I have a need for mapping an integer counter to URI-friendly Unicode code points (I'm writing a URL shortener not restricted to the typical ASCII base-62, 0-9a-zA-Z
). I already have a prototype working; the web server is receiving GET requests for the %-encoded UTF-8 value of the Unicode code point (from Firefox, anyway) so it is very easy to handle.
Now, the difficult part I've reached is converting the primary key of the URL being shortened - an integer - into usable Unicode code point(s) (code points, for when I exceed the number of single code points I can use and have to use multiple code points). Right now my counter is sometimes creating bad code points that aren't usable.
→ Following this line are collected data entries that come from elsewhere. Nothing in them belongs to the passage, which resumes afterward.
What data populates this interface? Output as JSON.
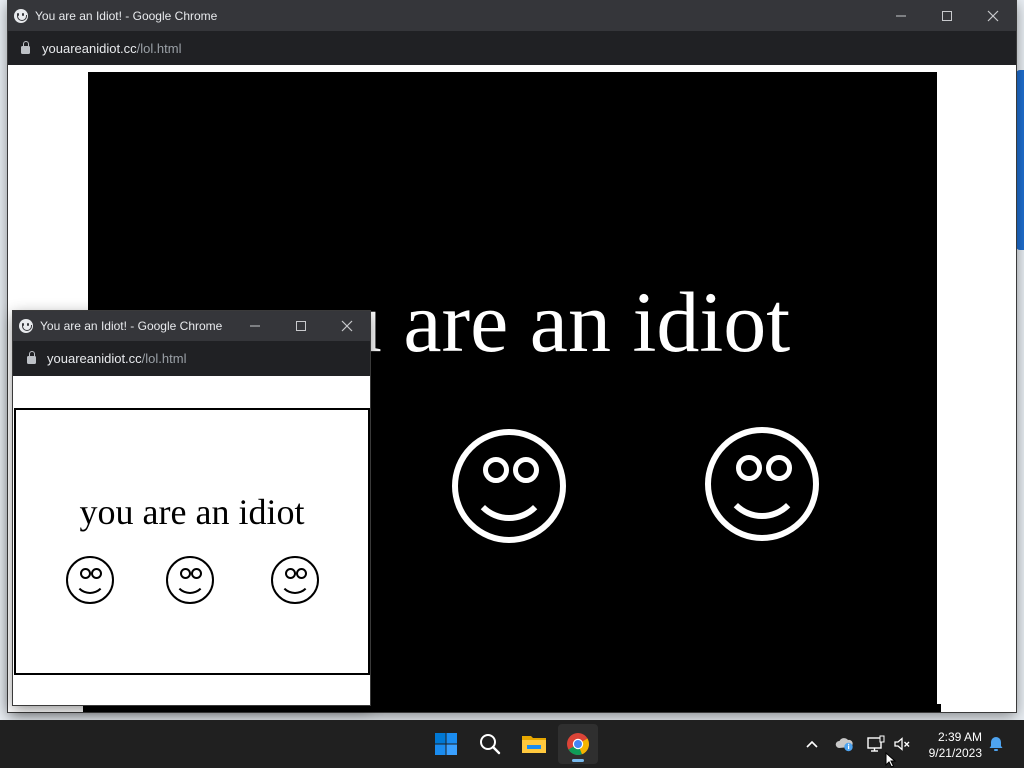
{
  "main_window": {
    "title": "You are an Idiot! - Google Chrome",
    "url_host": "youareanidiot.cc",
    "url_path": "/lol.html",
    "headline": "you are an idiot",
    "page_background": "#000000",
    "text_color": "#ffffff"
  },
  "popup_window": {
    "title": "You are an Idiot! - Google Chrome",
    "url_host": "youareanidiot.cc",
    "url_path": "/lol.html",
    "headline": "you are an idiot",
    "page_background": "#ffffff",
    "text_color": "#000000"
  },
  "taskbar": {
    "apps": [
      "windows-start",
      "search",
      "file-explorer",
      "google-chrome"
    ],
    "active_app": "google-chrome",
    "clock_time": "2:39 AM",
    "clock_date": "9/21/2023"
  },
  "colors": {
    "titlebar": "#35363a",
    "addressbar": "#202124",
    "taskbar": "#202020",
    "windows_blue": "#0078d4"
  }
}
I read up a bit on Unicode, and I understand that there are a lot of things to take into account:
- Non-displayable characters
- Noncharacters
- Control codes
- High/Low surrogates
- Private-Use code points
- Formatting, Bidi characters
- Combining characters / diacritical marks
- Whitespace
- Duplicate/repeated characters
- URI-scheme reserved characters, like
/
,+
,.
,?
(not a Unicode thing)
My simple solution is to create a set of code points to map to that covers as many usable ones as I can by avoiding the 'bad character' ranges above, as well as only including code points that are, in themselves, also grapheme cluster boundaries, i.e. not mutable by combining characters / diacritics (although I suppose if I blacklist diacritic code points this won't matter). Is that a fair assumption? Is there a relatively easy way to generate such a set of code points?
I've seen links to tools like unichars and uniprops, but I don't think I understand Unicode properties enough to realize if they will help me in this situation or not. I'm not interested in a fully-exhaustive list of usable code points, but >70% coverage would be awesome. I'm much more keen to keep the 'bad' code points out.
Another issue I'm wondering about is whether reserved code points and/or allocated code points without displayable representations (that look like a rectangular box with the hex value inside) should also be filtered out. Anecdotally, they appear to work, so I plan on leaving them in. Any good reason not to?
Apologies in advance if my Unicode terminology is incorrect.
TL;DR
How can I generate the set of all Unicode code points that are displayable (no control/formatting code points), excluding whitespace, duplicate/repeated characters, and combining characters/diacritical marks?